30/01/2018 - Primeira reunião dos familiares e cuidadores de pacientes com Alzheimer recebe geriatra



Especialista falou sobre os cuidados paliativos nas síndromes demenciais e a importância da abordagem na fase inicial da doença com o paciente e seus familiares

No último dia 25 de janeiro, membros da Associação Brasileira de Alzheimer (ABRAz) Regional Goiás realizaram o primeiro encontro de 2018. O objetivo dos encontros, que acontecem mensalmente no Hospital Estadual Alberto Rassi – HGG, é levar a familiares e cuidadores informações importantes sobre o problema através de profissionais da saúde ligados à área do Alzheimer, assim como a troca de experiências entre o público presente nos eventos.

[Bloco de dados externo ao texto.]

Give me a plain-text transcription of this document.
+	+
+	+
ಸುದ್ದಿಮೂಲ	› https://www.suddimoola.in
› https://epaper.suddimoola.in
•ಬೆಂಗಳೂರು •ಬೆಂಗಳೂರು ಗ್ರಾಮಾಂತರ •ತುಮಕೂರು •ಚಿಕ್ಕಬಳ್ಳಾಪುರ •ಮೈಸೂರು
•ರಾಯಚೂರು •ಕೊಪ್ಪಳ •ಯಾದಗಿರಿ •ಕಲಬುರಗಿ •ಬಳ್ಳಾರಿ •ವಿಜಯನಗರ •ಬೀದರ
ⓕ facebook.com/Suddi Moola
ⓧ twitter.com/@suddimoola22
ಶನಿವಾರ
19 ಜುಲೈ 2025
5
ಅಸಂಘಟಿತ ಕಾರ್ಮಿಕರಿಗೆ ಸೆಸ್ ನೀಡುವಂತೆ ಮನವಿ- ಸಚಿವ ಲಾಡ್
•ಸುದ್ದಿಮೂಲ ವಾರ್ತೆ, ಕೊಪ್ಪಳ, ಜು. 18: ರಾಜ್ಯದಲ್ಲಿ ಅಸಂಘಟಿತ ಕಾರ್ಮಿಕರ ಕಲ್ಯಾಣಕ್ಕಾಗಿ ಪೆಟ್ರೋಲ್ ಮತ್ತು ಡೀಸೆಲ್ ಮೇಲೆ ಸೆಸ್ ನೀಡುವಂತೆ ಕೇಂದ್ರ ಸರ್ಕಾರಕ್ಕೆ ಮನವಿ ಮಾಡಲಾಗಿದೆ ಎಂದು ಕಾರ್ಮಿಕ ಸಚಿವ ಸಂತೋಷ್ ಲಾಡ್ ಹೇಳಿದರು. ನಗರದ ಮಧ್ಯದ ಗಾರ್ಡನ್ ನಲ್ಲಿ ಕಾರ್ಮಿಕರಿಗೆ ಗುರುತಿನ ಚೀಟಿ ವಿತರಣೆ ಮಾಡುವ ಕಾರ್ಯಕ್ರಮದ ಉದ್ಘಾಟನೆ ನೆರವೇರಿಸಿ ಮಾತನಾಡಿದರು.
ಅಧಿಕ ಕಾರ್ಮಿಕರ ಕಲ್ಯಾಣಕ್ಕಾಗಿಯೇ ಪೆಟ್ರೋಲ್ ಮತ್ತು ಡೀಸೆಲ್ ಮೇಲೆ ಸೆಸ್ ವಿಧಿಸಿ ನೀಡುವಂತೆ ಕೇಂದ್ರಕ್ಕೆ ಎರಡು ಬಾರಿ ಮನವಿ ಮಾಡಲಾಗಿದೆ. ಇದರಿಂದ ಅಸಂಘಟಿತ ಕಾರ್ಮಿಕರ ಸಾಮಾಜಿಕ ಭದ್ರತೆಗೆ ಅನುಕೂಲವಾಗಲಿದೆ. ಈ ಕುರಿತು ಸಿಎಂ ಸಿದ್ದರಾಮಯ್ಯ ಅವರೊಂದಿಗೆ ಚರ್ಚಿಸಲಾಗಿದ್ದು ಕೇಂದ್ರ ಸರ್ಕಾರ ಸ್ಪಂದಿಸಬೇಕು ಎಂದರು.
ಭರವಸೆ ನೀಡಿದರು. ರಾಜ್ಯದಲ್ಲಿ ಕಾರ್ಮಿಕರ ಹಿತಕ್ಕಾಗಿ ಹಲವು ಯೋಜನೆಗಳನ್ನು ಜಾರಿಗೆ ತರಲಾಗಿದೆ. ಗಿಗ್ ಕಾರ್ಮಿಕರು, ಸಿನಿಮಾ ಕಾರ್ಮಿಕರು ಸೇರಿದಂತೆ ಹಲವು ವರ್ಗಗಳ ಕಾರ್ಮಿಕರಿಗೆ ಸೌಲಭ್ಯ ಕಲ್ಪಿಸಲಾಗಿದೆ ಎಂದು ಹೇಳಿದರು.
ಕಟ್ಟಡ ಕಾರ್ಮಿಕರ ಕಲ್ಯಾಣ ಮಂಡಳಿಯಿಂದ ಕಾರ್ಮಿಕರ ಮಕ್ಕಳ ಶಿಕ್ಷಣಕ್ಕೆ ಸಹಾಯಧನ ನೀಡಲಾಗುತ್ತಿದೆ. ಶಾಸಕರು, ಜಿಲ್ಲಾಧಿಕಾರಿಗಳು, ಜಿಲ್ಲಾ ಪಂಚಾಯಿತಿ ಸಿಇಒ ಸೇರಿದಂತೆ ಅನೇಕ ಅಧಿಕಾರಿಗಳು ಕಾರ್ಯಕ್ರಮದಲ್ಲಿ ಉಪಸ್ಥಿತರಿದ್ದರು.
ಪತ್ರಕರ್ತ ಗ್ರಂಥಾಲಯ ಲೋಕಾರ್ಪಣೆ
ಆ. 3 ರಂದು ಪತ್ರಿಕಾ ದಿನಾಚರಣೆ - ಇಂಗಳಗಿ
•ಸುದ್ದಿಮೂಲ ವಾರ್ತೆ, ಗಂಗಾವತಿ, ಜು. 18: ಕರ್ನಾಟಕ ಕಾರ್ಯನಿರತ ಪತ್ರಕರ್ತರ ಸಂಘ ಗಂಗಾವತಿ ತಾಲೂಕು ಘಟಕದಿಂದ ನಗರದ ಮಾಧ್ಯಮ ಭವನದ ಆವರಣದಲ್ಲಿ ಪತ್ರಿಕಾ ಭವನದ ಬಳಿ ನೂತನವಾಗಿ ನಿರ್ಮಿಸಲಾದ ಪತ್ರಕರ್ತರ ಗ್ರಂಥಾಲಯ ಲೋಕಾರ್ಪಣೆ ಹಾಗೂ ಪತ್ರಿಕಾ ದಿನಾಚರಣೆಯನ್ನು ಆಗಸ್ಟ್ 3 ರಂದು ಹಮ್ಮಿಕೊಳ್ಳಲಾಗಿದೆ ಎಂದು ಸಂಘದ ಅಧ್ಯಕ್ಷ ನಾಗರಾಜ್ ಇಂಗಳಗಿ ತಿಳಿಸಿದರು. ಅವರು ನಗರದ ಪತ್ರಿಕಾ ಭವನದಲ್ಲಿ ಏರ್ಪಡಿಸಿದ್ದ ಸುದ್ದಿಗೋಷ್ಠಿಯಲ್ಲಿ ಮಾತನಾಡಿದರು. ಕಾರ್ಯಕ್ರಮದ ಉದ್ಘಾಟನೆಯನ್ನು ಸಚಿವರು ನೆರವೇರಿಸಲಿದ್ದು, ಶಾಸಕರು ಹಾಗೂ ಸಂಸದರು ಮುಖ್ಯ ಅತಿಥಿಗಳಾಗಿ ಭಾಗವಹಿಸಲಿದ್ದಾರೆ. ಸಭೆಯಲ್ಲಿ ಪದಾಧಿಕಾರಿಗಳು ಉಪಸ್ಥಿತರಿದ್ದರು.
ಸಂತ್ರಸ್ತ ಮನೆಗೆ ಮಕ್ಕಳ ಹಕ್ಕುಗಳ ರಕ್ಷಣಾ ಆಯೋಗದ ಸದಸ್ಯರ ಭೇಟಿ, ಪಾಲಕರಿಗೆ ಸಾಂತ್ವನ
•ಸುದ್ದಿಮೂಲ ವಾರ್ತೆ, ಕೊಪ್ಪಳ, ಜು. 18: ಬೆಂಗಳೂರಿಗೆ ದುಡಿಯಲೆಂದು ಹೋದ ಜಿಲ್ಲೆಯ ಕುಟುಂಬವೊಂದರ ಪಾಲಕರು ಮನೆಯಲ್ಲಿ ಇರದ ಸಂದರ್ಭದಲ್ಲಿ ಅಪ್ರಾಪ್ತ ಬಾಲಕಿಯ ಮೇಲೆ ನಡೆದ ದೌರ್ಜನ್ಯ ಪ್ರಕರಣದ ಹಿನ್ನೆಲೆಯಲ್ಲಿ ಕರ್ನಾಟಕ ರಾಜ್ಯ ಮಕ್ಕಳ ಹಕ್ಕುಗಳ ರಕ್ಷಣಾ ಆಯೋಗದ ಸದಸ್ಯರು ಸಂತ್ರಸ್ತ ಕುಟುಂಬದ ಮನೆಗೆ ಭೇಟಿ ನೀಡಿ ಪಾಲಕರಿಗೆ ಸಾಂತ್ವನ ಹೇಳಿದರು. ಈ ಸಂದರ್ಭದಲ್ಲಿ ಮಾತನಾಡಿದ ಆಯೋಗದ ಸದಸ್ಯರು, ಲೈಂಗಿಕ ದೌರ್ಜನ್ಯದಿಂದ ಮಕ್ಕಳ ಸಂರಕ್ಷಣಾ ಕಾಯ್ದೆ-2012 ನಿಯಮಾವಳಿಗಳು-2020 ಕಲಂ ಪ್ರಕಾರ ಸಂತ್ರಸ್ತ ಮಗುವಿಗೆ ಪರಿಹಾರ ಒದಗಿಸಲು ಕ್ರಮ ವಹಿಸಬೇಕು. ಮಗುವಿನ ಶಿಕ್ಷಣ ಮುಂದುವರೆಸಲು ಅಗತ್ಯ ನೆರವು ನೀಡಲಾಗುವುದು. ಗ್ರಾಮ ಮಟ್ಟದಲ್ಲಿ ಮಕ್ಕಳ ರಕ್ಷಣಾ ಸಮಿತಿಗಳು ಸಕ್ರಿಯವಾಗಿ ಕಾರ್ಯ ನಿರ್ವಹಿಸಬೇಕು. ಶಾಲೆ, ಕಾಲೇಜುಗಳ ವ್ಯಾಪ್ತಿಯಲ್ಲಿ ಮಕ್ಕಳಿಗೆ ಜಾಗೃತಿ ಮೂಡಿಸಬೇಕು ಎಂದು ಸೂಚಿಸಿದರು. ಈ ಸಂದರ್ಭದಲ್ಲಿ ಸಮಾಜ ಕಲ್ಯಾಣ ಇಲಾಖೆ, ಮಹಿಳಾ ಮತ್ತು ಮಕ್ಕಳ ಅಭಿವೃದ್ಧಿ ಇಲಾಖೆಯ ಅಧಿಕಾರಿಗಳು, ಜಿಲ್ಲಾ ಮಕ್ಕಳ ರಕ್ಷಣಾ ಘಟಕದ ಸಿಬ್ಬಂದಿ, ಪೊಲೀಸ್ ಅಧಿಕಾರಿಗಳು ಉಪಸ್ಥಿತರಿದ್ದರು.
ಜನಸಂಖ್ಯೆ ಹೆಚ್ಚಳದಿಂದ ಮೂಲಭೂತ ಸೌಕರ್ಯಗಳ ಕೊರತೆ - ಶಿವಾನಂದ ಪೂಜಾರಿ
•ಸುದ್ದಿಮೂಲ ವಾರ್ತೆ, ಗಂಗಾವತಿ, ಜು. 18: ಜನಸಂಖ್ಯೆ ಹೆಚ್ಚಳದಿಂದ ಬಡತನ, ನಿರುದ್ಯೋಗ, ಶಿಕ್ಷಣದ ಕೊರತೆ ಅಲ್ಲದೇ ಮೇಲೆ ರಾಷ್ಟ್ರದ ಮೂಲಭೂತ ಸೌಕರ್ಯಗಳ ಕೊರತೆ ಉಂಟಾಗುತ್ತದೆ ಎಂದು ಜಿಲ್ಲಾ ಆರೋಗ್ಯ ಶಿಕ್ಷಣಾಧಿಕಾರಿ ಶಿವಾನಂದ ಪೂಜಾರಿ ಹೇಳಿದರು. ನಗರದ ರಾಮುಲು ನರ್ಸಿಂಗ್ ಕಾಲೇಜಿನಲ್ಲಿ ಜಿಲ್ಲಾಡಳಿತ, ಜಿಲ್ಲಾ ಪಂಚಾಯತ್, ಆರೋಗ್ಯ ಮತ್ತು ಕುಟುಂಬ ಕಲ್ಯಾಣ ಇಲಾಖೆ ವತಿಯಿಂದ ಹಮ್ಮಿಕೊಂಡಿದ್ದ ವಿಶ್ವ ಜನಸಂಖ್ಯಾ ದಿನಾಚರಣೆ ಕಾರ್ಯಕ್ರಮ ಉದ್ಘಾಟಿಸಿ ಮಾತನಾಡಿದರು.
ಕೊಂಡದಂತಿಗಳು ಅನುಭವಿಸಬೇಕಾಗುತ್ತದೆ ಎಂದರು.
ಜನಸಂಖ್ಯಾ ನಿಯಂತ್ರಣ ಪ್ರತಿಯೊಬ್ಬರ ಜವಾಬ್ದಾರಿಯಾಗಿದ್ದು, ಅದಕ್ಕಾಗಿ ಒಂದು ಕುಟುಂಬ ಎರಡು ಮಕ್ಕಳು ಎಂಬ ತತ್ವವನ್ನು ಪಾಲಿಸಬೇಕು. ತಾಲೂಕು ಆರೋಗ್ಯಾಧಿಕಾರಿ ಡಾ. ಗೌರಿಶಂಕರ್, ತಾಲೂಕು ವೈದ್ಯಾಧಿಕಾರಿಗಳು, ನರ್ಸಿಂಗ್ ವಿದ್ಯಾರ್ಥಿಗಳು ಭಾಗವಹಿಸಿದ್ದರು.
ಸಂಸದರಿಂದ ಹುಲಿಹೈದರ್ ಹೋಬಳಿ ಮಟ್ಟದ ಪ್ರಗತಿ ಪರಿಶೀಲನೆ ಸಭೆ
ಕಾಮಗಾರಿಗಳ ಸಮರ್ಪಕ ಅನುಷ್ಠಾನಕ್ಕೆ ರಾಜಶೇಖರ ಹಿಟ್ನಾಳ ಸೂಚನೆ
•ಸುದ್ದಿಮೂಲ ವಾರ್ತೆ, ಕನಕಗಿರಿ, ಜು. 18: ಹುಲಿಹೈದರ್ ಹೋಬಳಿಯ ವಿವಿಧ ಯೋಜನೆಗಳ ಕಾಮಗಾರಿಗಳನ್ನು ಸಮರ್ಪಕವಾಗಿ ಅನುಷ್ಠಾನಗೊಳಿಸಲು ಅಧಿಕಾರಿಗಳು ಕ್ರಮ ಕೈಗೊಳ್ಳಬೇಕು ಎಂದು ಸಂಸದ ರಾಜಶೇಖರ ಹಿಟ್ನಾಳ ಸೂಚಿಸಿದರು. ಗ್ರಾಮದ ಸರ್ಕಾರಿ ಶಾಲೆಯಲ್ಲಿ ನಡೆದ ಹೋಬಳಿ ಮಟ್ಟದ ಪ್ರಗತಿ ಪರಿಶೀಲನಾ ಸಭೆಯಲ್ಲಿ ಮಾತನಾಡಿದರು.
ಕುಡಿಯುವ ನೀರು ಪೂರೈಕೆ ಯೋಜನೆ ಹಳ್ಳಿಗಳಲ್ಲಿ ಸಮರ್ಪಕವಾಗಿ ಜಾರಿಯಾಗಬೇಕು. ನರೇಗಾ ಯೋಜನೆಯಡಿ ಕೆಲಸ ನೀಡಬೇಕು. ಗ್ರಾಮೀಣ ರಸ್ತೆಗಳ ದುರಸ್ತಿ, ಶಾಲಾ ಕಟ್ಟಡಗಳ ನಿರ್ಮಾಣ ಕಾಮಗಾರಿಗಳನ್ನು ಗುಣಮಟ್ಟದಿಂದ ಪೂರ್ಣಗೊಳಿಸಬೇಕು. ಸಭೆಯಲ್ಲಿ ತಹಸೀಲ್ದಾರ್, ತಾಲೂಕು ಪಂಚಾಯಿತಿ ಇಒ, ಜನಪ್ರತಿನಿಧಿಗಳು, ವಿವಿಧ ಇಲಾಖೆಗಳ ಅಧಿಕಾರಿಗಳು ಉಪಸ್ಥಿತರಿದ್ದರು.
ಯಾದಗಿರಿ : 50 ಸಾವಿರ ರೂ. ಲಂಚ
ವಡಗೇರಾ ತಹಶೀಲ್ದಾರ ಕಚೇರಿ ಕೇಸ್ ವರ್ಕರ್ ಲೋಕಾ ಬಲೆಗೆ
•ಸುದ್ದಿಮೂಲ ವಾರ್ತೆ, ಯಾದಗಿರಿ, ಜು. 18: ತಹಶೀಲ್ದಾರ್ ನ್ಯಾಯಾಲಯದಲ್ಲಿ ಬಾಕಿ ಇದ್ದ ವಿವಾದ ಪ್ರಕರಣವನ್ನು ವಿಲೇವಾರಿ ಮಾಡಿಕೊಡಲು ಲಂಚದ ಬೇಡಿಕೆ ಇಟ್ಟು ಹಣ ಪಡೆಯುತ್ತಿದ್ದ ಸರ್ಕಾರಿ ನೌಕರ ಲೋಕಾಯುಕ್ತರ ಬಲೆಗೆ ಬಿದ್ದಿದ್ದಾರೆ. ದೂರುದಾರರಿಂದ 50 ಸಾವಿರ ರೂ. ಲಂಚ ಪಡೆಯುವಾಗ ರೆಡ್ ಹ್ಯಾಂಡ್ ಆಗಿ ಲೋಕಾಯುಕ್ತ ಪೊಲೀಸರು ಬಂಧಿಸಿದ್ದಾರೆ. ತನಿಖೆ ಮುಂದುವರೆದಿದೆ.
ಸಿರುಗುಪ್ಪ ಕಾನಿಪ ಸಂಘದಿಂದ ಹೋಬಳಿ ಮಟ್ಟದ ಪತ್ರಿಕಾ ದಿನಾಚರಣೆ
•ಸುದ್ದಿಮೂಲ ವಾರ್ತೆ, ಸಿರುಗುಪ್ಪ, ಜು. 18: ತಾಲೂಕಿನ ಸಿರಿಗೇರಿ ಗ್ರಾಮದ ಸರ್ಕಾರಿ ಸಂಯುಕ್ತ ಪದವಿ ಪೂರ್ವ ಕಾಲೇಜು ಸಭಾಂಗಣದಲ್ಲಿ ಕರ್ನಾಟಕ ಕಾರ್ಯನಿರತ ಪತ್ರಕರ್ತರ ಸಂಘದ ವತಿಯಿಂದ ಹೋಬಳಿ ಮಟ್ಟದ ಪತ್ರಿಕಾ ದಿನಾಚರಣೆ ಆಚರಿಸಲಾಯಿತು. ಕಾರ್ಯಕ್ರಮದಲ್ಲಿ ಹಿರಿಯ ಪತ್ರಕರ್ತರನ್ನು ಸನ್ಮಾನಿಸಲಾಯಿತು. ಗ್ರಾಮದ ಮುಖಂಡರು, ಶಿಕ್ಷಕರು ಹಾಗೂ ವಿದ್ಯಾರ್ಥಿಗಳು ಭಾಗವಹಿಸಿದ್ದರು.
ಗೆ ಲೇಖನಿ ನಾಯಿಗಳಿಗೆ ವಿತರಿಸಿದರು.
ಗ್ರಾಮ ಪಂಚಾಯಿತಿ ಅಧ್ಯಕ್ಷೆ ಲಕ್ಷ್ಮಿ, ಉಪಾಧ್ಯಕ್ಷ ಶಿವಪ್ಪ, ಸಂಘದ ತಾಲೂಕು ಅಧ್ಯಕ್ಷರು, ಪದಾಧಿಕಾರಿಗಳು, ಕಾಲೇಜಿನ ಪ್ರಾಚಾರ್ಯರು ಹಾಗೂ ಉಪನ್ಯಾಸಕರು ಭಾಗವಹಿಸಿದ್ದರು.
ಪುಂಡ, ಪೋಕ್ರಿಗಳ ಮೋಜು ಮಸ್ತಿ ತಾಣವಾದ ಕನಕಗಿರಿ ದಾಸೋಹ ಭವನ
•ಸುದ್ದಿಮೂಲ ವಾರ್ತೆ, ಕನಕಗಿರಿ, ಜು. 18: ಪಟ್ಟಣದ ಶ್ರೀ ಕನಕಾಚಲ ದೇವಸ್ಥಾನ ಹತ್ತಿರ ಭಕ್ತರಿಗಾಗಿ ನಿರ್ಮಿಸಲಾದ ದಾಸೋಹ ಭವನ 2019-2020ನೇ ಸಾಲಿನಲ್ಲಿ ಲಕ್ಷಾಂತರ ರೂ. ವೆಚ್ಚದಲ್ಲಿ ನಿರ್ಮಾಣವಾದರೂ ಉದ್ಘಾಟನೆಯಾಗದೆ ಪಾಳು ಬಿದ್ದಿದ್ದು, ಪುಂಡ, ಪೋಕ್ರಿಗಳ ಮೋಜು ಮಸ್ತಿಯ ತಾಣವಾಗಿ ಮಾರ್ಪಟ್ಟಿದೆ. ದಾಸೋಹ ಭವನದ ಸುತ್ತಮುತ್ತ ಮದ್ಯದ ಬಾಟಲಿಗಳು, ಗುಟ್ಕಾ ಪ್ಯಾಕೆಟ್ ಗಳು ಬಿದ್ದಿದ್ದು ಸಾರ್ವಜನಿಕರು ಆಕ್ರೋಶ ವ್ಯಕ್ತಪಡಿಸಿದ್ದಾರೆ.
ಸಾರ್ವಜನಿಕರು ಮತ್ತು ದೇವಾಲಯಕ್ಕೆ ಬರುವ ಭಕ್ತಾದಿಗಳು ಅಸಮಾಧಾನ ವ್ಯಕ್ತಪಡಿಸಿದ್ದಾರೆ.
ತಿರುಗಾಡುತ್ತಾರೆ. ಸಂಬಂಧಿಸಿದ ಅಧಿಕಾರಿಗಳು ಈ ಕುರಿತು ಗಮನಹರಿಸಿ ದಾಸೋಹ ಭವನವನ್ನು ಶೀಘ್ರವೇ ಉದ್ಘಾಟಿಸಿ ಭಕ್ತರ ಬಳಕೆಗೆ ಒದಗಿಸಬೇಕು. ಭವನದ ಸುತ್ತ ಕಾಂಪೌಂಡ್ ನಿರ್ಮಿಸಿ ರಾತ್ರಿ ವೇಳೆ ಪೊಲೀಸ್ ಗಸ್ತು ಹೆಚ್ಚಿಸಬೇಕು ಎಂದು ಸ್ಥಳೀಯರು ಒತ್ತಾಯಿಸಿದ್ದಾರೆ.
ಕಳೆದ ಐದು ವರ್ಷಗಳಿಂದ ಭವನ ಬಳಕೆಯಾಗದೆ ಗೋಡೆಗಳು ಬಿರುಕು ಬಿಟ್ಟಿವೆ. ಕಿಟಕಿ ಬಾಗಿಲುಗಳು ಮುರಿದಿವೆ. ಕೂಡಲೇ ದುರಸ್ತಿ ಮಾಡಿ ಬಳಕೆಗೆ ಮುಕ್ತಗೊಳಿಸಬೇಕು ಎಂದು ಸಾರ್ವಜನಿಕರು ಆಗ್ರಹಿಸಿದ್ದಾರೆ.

A convidada deste mês foi a geriatra Zélia Sobrinha de Santana Rodrigues, que falou sobre cuidados paliativos nas síndromes demenciais, um tema de extrema importância que, segundo a especialista, deve ser abordado desde o inicio do diagnóstico e na fase inicial da doença, para que o paciente possa se manifestar sobre os cuidados que ele quer ter no final da vida, já que as demências limitam muito a vida desses pacientes. “É preciso perguntar a ele (paciente): Quando esse problema evoluir, quem você gostaria que representasse você? Quais dos seus filhos você acha que tem maior identidade com você? Que tipos de cuidados invasivos você gostaria no fim da vida? Se hoje acontecesse algo e você se visse precisando ir para a UTI, gostaria de se alimentar por sonda?”, pontuou.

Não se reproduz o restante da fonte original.